Pengalaman abah ini meninggalkan beberapa catatan
penting yang bisa kita jadikan pelajaran berharga.
Pertama, walaupun proses yang dibuat polisi mudah dan murah
ternyata masih ada saja yang memilih ‘jalan lain’. Di Polres orang yang foto
dan mengisi formulir pembuatan SIM lebih banyak daripada yang lulus ujian
praktek. Kok bisa? Ternyata orang-orang yang tidak lulus ini lewat ‘jalan
belakang’, katanya harganya bisa 300 ribu untuk SIM C dan 350 ribu untuk SIM A.
Padahal, menurut abah ujiannya mudah sekali loh. Untuk ujian
tulis pertanyaannya hanya 30 dan isi pertanyaannya juga mudah karena menanyakan
pengetahuan berlalulintas yang sangat mendasar. Harusnya soal tersebut termasuk trivia bagi
calon pengendara. Tapi dengan soal ujian yang mudah pun, persentase kelulusan
ujian teori cuma sekitar 60%-75%. Jumlah kelulusan ujian praktek lebih parah
lagi, yaitu sekitar seperlima peserta ujian praktek.

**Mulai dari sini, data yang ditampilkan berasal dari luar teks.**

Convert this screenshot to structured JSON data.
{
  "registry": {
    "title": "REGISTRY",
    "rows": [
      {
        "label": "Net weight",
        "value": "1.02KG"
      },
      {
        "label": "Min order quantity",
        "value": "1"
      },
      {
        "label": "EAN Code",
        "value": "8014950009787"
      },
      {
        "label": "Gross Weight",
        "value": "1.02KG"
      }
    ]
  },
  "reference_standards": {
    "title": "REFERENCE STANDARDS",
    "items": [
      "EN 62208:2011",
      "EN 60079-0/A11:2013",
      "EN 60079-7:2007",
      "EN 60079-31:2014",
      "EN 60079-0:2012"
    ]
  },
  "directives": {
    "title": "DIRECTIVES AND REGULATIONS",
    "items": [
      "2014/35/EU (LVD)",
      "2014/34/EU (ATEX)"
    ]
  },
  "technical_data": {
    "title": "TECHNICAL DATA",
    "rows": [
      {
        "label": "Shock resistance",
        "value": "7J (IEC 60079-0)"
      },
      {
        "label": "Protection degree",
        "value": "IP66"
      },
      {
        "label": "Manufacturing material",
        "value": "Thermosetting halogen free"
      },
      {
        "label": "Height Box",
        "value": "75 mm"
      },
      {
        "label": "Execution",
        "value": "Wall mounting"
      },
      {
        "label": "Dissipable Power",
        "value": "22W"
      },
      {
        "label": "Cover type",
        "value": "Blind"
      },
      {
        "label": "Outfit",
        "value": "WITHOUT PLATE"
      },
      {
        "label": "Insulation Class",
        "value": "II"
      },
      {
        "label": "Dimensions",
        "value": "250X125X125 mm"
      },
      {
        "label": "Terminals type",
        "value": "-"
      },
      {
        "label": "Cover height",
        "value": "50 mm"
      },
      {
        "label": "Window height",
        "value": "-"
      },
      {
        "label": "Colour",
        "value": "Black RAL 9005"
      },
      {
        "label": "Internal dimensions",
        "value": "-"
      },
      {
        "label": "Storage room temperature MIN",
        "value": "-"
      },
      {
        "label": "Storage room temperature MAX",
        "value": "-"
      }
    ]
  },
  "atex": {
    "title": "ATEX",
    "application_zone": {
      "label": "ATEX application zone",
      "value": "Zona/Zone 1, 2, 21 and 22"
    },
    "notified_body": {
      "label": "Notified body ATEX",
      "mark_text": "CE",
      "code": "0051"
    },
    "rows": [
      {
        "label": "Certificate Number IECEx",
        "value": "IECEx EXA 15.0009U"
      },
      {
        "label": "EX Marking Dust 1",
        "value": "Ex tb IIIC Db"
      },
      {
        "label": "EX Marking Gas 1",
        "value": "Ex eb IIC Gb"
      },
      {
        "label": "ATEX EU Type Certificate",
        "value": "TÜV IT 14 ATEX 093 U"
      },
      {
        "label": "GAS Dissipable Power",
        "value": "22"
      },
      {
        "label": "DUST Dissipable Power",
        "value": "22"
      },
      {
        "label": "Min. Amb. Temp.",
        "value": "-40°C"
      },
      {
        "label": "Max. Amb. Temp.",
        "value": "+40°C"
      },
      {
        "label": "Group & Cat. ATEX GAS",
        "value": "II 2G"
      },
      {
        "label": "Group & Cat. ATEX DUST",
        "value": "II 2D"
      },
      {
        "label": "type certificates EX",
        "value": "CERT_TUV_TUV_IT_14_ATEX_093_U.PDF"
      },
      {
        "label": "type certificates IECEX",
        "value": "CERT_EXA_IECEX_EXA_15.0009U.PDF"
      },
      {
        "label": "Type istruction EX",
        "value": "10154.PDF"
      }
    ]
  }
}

Padahal, lintasan yang
diujikan juga biasa saja, bukan track yang aneh-aneh seperti di Fear
Factor.
Jadi, sebenarnya orang yang gak lulus adalah orang yang
belum paham hal-hal mendasar berlalu lintas dan belum mahir berkendara.
Sayangnya mereka ini bukannya intropeksi diri dengan belajar dan latihan lagi
tapi malah menyogok oknum polisi. Kalau begini kondisinya wajar kondisi jalanan
di Indonesia macam hutan rimba, banyak yang gak taat aturan dan gak mahir
mengendarai kendaraannya.
Kedua, sebaik apapun aturan yang dibuat jika kita tidak
memiliki kesadaran untuk menjalankan dan mengontrolnya maka efek baik dari
aturan tersebut tidak akat terlihat.
Syahdan, mau sampai kapan kita melestarikan hal ini? Ayo,
kita mulai bersikap jujur mulai sekarang.
[1]
Panggilan saya untuk bapak.
[2] Abah
membuat SIM A dan SIM C bukan di hari yang sama, cuma tidak saya ceritakan
detail biar singkat. J
2 comments
Suka. Kejujuran mulai mahal di Indonesia.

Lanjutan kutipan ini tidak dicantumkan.